Road - class 1 togher, Inchirourke, Co. Tipperary
Co. Tipperary |
Roads & Tracks
Buried beneath the flat bogland of Inchirourke in County Tipperary lies a fragment of ancient road that never saw wheeled traffic in any modern sense, yet was carefully engineered to carry people across ground that would otherwise have swallowed them whole.
This is a togher, a type of timber trackway laid across wet or boggy terrain, constructed from planks and roundwoods arranged to distribute weight and provide a passable surface. The Inchirourke example runs on a north-east to south-west orientation, measures 1.34 metres in width and just 0.08 metres in depth, and has survived because the waterlogged, oxygen-poor conditions of the bog are, paradoxically, among the best preserving environments in the world for organic material.
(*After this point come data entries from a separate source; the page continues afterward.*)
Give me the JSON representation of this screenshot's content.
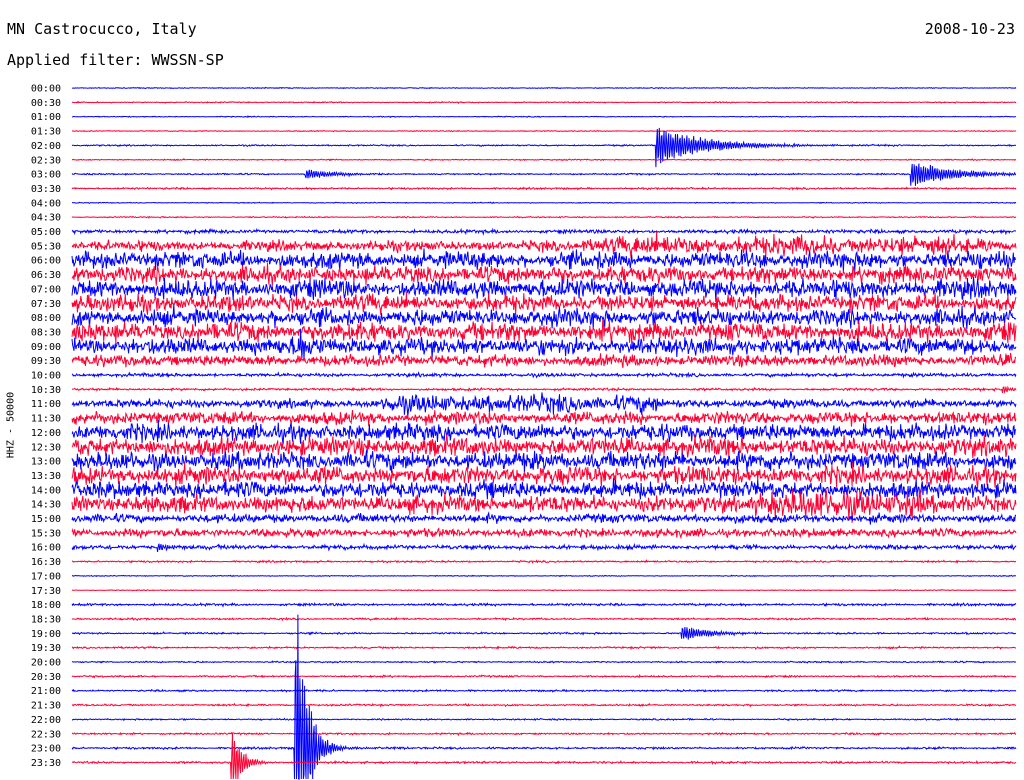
{
  "header": {
    "station": "MN Castrocucco, Italy",
    "date": "2008-10-23",
    "filter": "Applied filter: WWSSN-SP"
  },
  "chart_data": {
    "type": "line",
    "title": "MN Castrocucco, Italy",
    "ylabel": "HHZ - 50000",
    "colors": [
      "#0000ff",
      "#ff0033"
    ],
    "rows": [
      {
        "label": "00:00",
        "noise": 0.3
      },
      {
        "label": "00:30",
        "noise": 0.4
      },
      {
        "label": "01:00",
        "noise": 0.3
      },
      {
        "label": "01:30",
        "noise": 0.3
      },
      {
        "label": "02:00",
        "noise": 0.5,
        "events": [
          {
            "x": 0.618,
            "amp": 22,
            "decay": 0.05
          }
        ]
      },
      {
        "label": "02:30",
        "noise": 0.4
      },
      {
        "label": "03:00",
        "noise": 0.5,
        "events": [
          {
            "x": 0.247,
            "amp": 6,
            "decay": 0.03
          },
          {
            "x": 0.888,
            "amp": 17,
            "decay": 0.04
          }
        ]
      },
      {
        "label": "03:30",
        "noise": 0.6
      },
      {
        "label": "04:00",
        "noise": 0.3
      },
      {
        "label": "04:30",
        "noise": 0.4
      },
      {
        "label": "05:00",
        "noise": 1.2
      },
      {
        "label": "05:30",
        "noise": 3.5,
        "bursts": [
          [
            0.54,
            0.98,
            2.0
          ]
        ]
      },
      {
        "label": "06:00",
        "noise": 6
      },
      {
        "label": "06:30",
        "noise": 6
      },
      {
        "label": "07:00",
        "noise": 6.5
      },
      {
        "label": "07:30",
        "noise": 6
      },
      {
        "label": "08:00",
        "noise": 6
      },
      {
        "label": "08:30",
        "noise": 6.5
      },
      {
        "label": "09:00",
        "noise": 6,
        "events": [
          {
            "x": 0.238,
            "amp": 12,
            "decay": 0.02
          }
        ]
      },
      {
        "label": "09:30",
        "noise": 4
      },
      {
        "label": "10:00",
        "noise": 1.2
      },
      {
        "label": "10:30",
        "noise": 0.8,
        "events": [
          {
            "x": 0.985,
            "amp": 5,
            "decay": 0.01
          }
        ]
      },
      {
        "label": "11:00",
        "noise": 3,
        "bursts": [
          [
            0.33,
            0.62,
            2.2
          ]
        ]
      },
      {
        "label": "11:30",
        "noise": 4.5
      },
      {
        "label": "12:00",
        "noise": 6
      },
      {
        "label": "12:30",
        "noise": 6.5
      },
      {
        "label": "13:00",
        "noise": 6.5
      },
      {
        "label": "13:30",
        "noise": 6.5
      },
      {
        "label": "14:00",
        "noise": 6
      },
      {
        "label": "14:30",
        "noise": 6,
        "bursts": [
          [
            0.72,
            0.9,
            1.8
          ]
        ]
      },
      {
        "label": "15:00",
        "noise": 3
      },
      {
        "label": "15:30",
        "noise": 3
      },
      {
        "label": "16:00",
        "noise": 1.5,
        "events": [
          {
            "x": 0.09,
            "amp": 5,
            "decay": 0.01
          }
        ]
      },
      {
        "label": "16:30",
        "noise": 0.6
      },
      {
        "label": "17:00",
        "noise": 0.3
      },
      {
        "label": "17:30",
        "noise": 0.3
      },
      {
        "label": "18:00",
        "noise": 0.8
      },
      {
        "label": "18:30",
        "noise": 0.6
      },
      {
        "label": "19:00",
        "noise": 0.6,
        "events": [
          {
            "x": 0.645,
            "amp": 9,
            "decay": 0.03
          }
        ]
      },
      {
        "label": "19:30",
        "noise": 0.6
      },
      {
        "label": "20:00",
        "noise": 0.5
      },
      {
        "label": "20:30",
        "noise": 0.6
      },
      {
        "label": "21:00",
        "noise": 0.6
      },
      {
        "label": "21:30",
        "noise": 0.6
      },
      {
        "label": "22:00",
        "noise": 0.5
      },
      {
        "label": "22:30",
        "noise": 0.6
      },
      {
        "label": "23:00",
        "noise": 0.7,
        "events": [
          {
            "x": 0.235,
            "amp": 200,
            "decay": 0.012
          },
          {
            "x": 0.26,
            "amp": 12,
            "decay": 0.008
          }
        ]
      },
      {
        "label": "23:30",
        "noise": 0.7,
        "events": [
          {
            "x": 0.168,
            "amp": 50,
            "decay": 0.01
          }
        ]
      }
    ]
  }
}
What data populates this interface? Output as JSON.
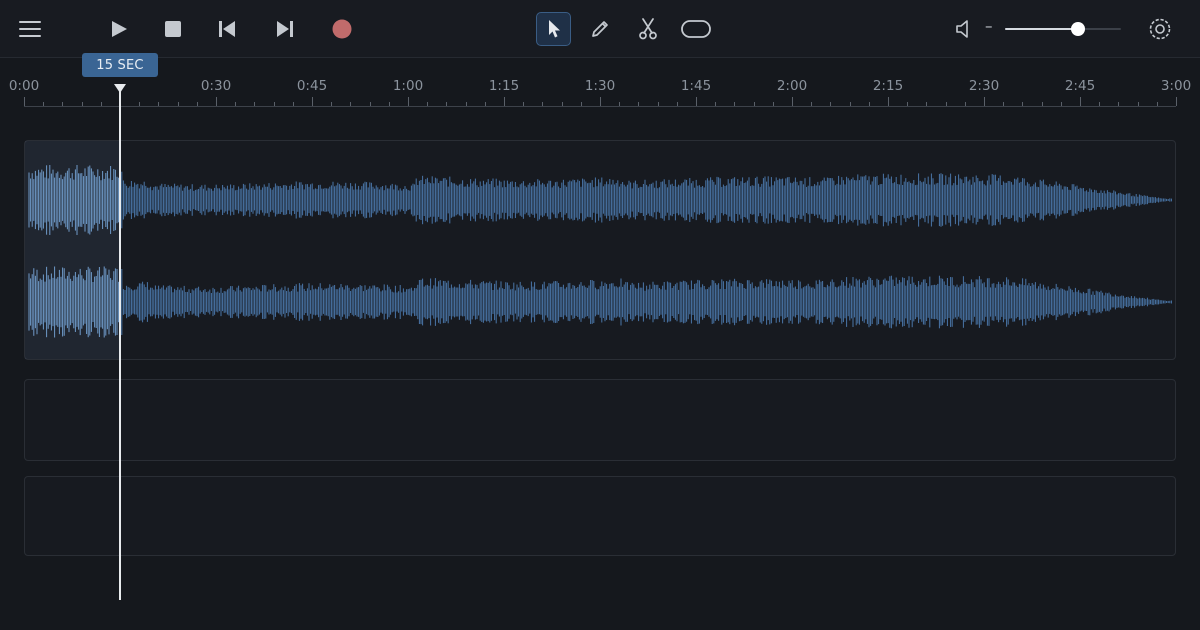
{
  "toolbar": {
    "menu_icon": "hamburger-menu-icon",
    "transport": {
      "play_icon": "play-icon",
      "stop_icon": "stop-icon",
      "skip_back_icon": "skip-to-start-icon",
      "skip_forward_icon": "skip-to-end-icon",
      "record_icon": "record-icon",
      "record_color": "#c06b6b"
    },
    "tools": [
      {
        "name": "select-tool",
        "icon": "cursor-arrow-icon",
        "active": true
      },
      {
        "name": "pencil-tool",
        "icon": "pencil-icon",
        "active": false
      },
      {
        "name": "cut-tool",
        "icon": "scissors-icon",
        "active": false
      },
      {
        "name": "loop-tool",
        "icon": "loop-icon",
        "active": false
      }
    ],
    "volume": {
      "icon": "speaker-icon",
      "decrease_symbol": "–",
      "level": 0.63
    },
    "settings_icon": "settings-icon"
  },
  "playhead": {
    "badge_label": "15 SEC",
    "time_seconds": 15
  },
  "ruler": {
    "labels": [
      "0:00",
      "0:30",
      "0:45",
      "1:00",
      "1:15",
      "1:30",
      "1:45",
      "2:00",
      "2:15",
      "2:30",
      "2:45",
      "3:00"
    ],
    "duration_seconds": 180
  },
  "tracks": [
    {
      "name": "track-1",
      "has_audio": true,
      "channels": 2,
      "selected_region_end_seconds": 15
    },
    {
      "name": "track-2",
      "has_audio": false
    },
    {
      "name": "track-3",
      "has_audio": false
    }
  ],
  "colors": {
    "accent": "#3a6594",
    "waveform": "#4a76a8",
    "waveform_highlight": "#6f9ac9",
    "background": "#15181d"
  }
}
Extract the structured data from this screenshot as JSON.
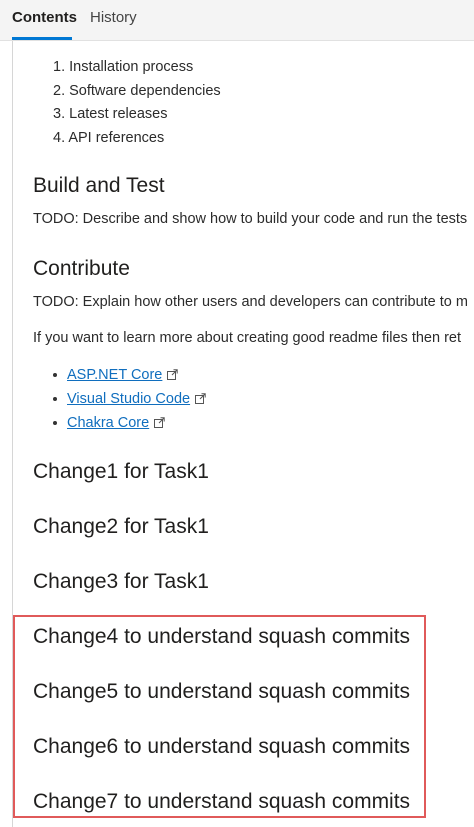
{
  "tabs": [
    {
      "label": "Contents",
      "active": true
    },
    {
      "label": "History",
      "active": false
    }
  ],
  "intro_list": [
    {
      "num": "1.",
      "text": "Installation process"
    },
    {
      "num": "2.",
      "text": "Software dependencies"
    },
    {
      "num": "3.",
      "text": "Latest releases"
    },
    {
      "num": "4.",
      "text": "API references"
    }
  ],
  "build_test": {
    "heading": "Build and Test",
    "text": "TODO: Describe and show how to build your code and run the tests"
  },
  "contribute": {
    "heading": "Contribute",
    "text1": "TODO: Explain how other users and developers can contribute to m",
    "text2": "If you want to learn more about creating good readme files then ret"
  },
  "links": [
    {
      "label": "ASP.NET Core",
      "icon": "external-link-icon"
    },
    {
      "label": "Visual Studio Code",
      "icon": "external-link-icon"
    },
    {
      "label": "Chakra Core",
      "icon": "external-link-icon"
    }
  ],
  "changes": [
    "Change1 for Task1",
    "Change2 for Task1",
    "Change3 for Task1",
    "Change4 to understand squash commits",
    "Change5 to understand squash commits",
    "Change6 to understand squash commits",
    "Change7 to understand squash commits"
  ],
  "colors": {
    "accent": "#0078d4",
    "link": "#106ebe",
    "highlight": "#e05a5a"
  }
}
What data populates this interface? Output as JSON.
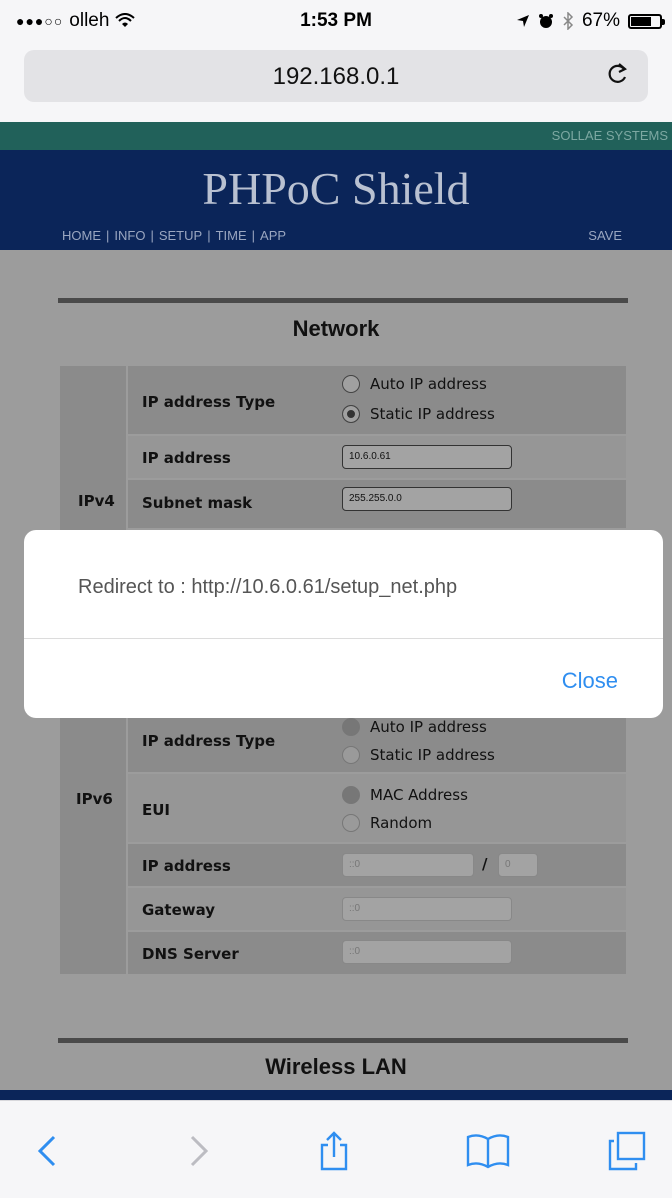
{
  "status_bar": {
    "carrier": "olleh",
    "time": "1:53 PM",
    "battery_percent": "67%"
  },
  "browser": {
    "url": "192.168.0.1"
  },
  "page": {
    "brand": "SOLLAE SYSTEMS",
    "title": "PHPoC Shield",
    "nav": [
      "HOME",
      "|",
      "INFO",
      "|",
      "SETUP",
      "|",
      "TIME",
      "|",
      "APP"
    ],
    "save": "SAVE",
    "network_title": "Network",
    "wireless_title": "Wireless LAN",
    "ipv4": {
      "group_label": "IPv4",
      "ip_type_label": "IP address Type",
      "option_auto": "Auto IP address",
      "option_static": "Static IP address",
      "selected": "static",
      "ip_label": "IP address",
      "ip_value": "10.6.0.61",
      "subnet_label": "Subnet mask",
      "subnet_value": "255.255.0.0"
    },
    "ipv6": {
      "group_label": "IPv6",
      "ip_type_label": "IP address Type",
      "option_auto": "Auto IP address",
      "option_static": "Static IP address",
      "eui_label": "EUI",
      "eui_mac": "MAC Address",
      "eui_random": "Random",
      "ip_label": "IP address",
      "ip_value": "::0",
      "prefix_sep": "/",
      "prefix_value": "0",
      "gateway_label": "Gateway",
      "gateway_value": "::0",
      "dns_label": "DNS Server",
      "dns_value": "::0"
    }
  },
  "dialog": {
    "message": "Redirect to : http://10.6.0.61/setup_net.php",
    "close_label": "Close"
  },
  "colors": {
    "header_bg": "#0b2559",
    "brand_strip": "#21615a",
    "link_blue": "#2f8ef0"
  }
}
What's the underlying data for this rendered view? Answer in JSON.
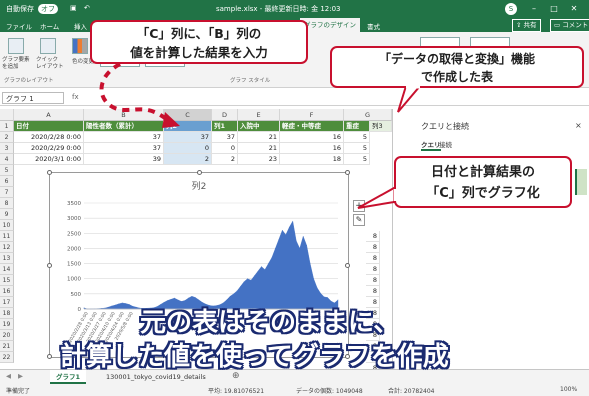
{
  "titlebar": {
    "autosave": "自動保存",
    "autosave_state": "オフ",
    "doc_title": "sample.xlsx - 最終更新日時: 金 12:03",
    "user_initial": "S"
  },
  "ribbon": {
    "tabs": [
      "ファイル",
      "ホーム",
      "挿入",
      "グラフのデザイン",
      "書式"
    ],
    "active_tab": "グラフのデザイン",
    "share": "共有",
    "comment": "コメント",
    "btn_add_element": "グラフ要素を追加",
    "btn_quick_layout": "クイック レイアウト",
    "btn_colors": "色の変更",
    "group_layout": "グラフのレイアウト",
    "group_styles": "グラフ スタイル"
  },
  "formula_bar": {
    "name_box": "グラフ 1"
  },
  "grid": {
    "columns": [
      "A",
      "B",
      "C",
      "D",
      "E",
      "F",
      "G"
    ],
    "row_numbers": [
      "1",
      "2",
      "3",
      "4",
      "5",
      "6",
      "7",
      "8",
      "9",
      "10",
      "11",
      "12",
      "13",
      "14",
      "15",
      "16",
      "17",
      "18",
      "19",
      "20",
      "21",
      "22"
    ],
    "header_row": [
      "日付",
      "陽性者数（累計）",
      "列2",
      "列1",
      "入院中",
      "軽症・中等症",
      "重症",
      "列3"
    ],
    "rows": [
      [
        "2020/2/28 0:00",
        "37",
        "37",
        "37",
        "21",
        "16",
        "5"
      ],
      [
        "2020/2/29 0:00",
        "37",
        "0",
        "0",
        "21",
        "16",
        "5"
      ],
      [
        "2020/3/1 0:00",
        "39",
        "2",
        "2",
        "23",
        "18",
        "5"
      ]
    ],
    "right_col_values": [
      "8",
      "8",
      "8",
      "8",
      "8",
      "8",
      "8",
      "8",
      "8",
      "8",
      "8",
      "8",
      "8"
    ]
  },
  "chart_data": {
    "type": "area",
    "title": "列2",
    "xlabel": "",
    "ylabel": "",
    "ylim": [
      0,
      3500
    ],
    "yticks": [
      "0",
      "500",
      "1000",
      "1500",
      "2000",
      "2500",
      "3000",
      "3500"
    ],
    "xtick_labels": [
      "2020/2/28 0:00",
      "2020/3/13 0:00",
      "2020/3/27 0:00",
      "2020/4/10 0:00",
      "2020/4/24 0:00",
      "2020/5/8 0:00"
    ],
    "color": "#4472c4",
    "series": [
      {
        "values": [
          37,
          0,
          2,
          5,
          10,
          20,
          30,
          60,
          100,
          130,
          170,
          200,
          180,
          150,
          90,
          60,
          30,
          20,
          25,
          30,
          40,
          80,
          150,
          220,
          280,
          320,
          360,
          300,
          250,
          280,
          360,
          420,
          380,
          300,
          220,
          160,
          120,
          100,
          110,
          140,
          200,
          300,
          420,
          500,
          600,
          750,
          900,
          1000,
          950,
          1100,
          1250,
          1400,
          1300,
          1500,
          1700,
          2000,
          2300,
          2600,
          2450,
          2700,
          2900,
          2250,
          2000,
          2400,
          2100,
          1500,
          1000,
          700,
          520,
          400,
          380,
          260,
          200,
          300
        ]
      }
    ]
  },
  "pane": {
    "title": "クエリと接続",
    "tab_query": "クエリ",
    "tab_connection": "接続",
    "close": "×"
  },
  "sheet_tabs": [
    "グラフ1",
    "130001_tokyo_covid19_details"
  ],
  "status": {
    "ready": "準備完了",
    "average": "平均: 19.81076521",
    "count": "データの個数: 1049048",
    "sum": "合計: 20782404",
    "zoom": "100%"
  },
  "callouts": {
    "c_col": "「C」列に、「B」列の\n値を計算した結果を入力",
    "table": "「データの取得と変換」機能\nで作成した表",
    "chart": "日付と計算結果の\n「C」列でグラフ化"
  },
  "caption": {
    "line1": "元の表はそのままに、",
    "line2": "計算した値を使ってグラフを作成"
  },
  "colors": {
    "excel_green": "#217346",
    "table_header": "#4e8d3c",
    "callout_border": "#c8102e",
    "caption_outline": "#1a2a70"
  }
}
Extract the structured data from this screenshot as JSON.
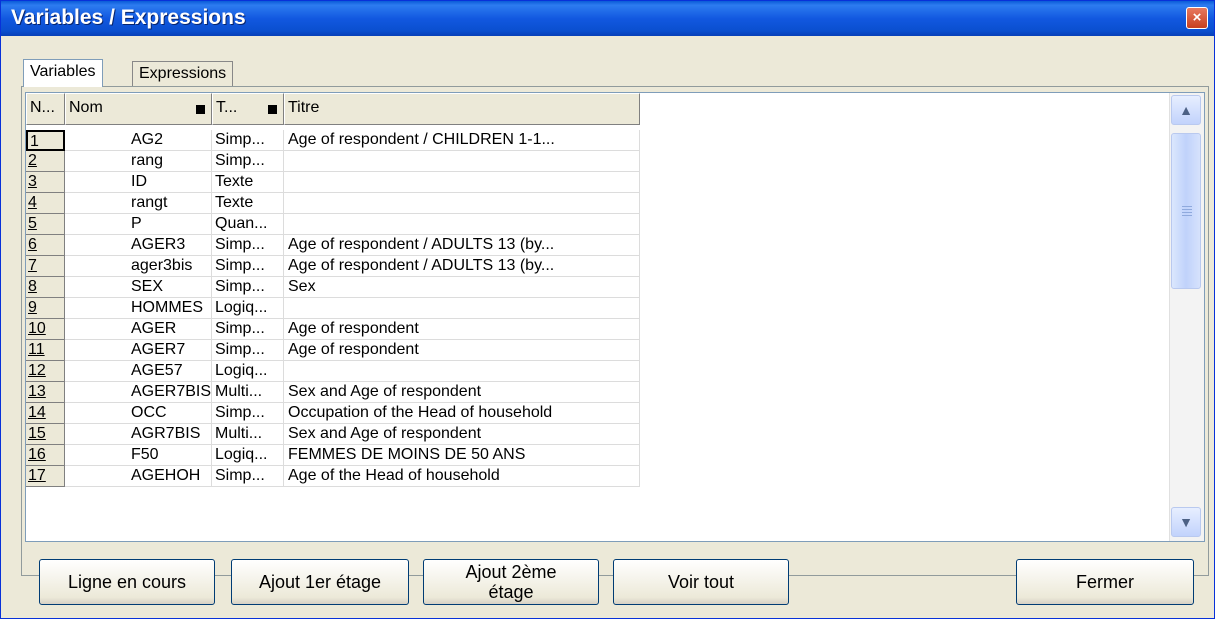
{
  "window": {
    "title": "Variables / Expressions",
    "close_label": "×"
  },
  "tabs": [
    {
      "label": "Variables",
      "active": true
    },
    {
      "label": "Expressions",
      "active": false
    }
  ],
  "grid": {
    "columns": [
      "N...",
      "Nom",
      "T...",
      "Titre"
    ],
    "rows": [
      {
        "n": "1",
        "nom": "AG2",
        "type": "Simp...",
        "titre": "Age of respondent / CHILDREN 1-1..."
      },
      {
        "n": "2",
        "nom": "rang",
        "type": "Simp...",
        "titre": ""
      },
      {
        "n": "3",
        "nom": "ID",
        "type": "Texte",
        "titre": ""
      },
      {
        "n": "4",
        "nom": "rangt",
        "type": "Texte",
        "titre": ""
      },
      {
        "n": "5",
        "nom": "P",
        "type": "Quan...",
        "titre": ""
      },
      {
        "n": "6",
        "nom": "AGER3",
        "type": "Simp...",
        "titre": "Age of respondent / ADULTS 13 (by..."
      },
      {
        "n": "7",
        "nom": "ager3bis",
        "type": "Simp...",
        "titre": "Age of respondent / ADULTS 13 (by..."
      },
      {
        "n": "8",
        "nom": "SEX",
        "type": "Simp...",
        "titre": "Sex"
      },
      {
        "n": "9",
        "nom": "HOMMES",
        "type": "Logiq...",
        "titre": ""
      },
      {
        "n": "10",
        "nom": "AGER",
        "type": "Simp...",
        "titre": "Age of respondent"
      },
      {
        "n": "11",
        "nom": "AGER7",
        "type": "Simp...",
        "titre": "Age of respondent"
      },
      {
        "n": "12",
        "nom": "AGE57",
        "type": "Logiq...",
        "titre": ""
      },
      {
        "n": "13",
        "nom": "AGER7BIS",
        "type": "Multi...",
        "titre": "Sex and Age of respondent"
      },
      {
        "n": "14",
        "nom": "OCC",
        "type": "Simp...",
        "titre": "Occupation of the Head of household"
      },
      {
        "n": "15",
        "nom": "AGR7BIS",
        "type": "Multi...",
        "titre": "Sex and Age of respondent"
      },
      {
        "n": "16",
        "nom": "F50",
        "type": "Logiq...",
        "titre": "FEMMES DE MOINS DE 50 ANS"
      },
      {
        "n": "17",
        "nom": "AGEHOH",
        "type": "Simp...",
        "titre": "Age of the Head of household"
      }
    ]
  },
  "buttons": {
    "ligne": "Ligne en cours",
    "ajout1": "Ajout 1er étage",
    "ajout2_line1": "Ajout 2ème",
    "ajout2_line2": "étage",
    "voir": "Voir tout",
    "fermer": "Fermer"
  }
}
The togher was found in 1995 by the Irish Archaeological Wetland Unit, based at University College Dublin, during a pilot survey of the area known as Littleton Works. Bog surveys of this kind are painstaking exercises, conducted against the background of ongoing industrial peat extraction, which has over the decades exposed and sometimes destroyed significant archaeological material across the Irish midlands. The Littleton Works survey was part of broader efforts to identify and record such features before they were lost. Tóghar is the Irish word from which the anglicised "togher" derives, and these trackways range considerably in age and sophistication, from Bronze Age constructions to early medieval ones, some spanning considerable distances across otherwise impassable terrain. The Inchirourke example's precise date has not been established from the available information, but its classification as a class 1 togher refers to a formal typological category used to describe such timber road structures in Irish wetland archaeology.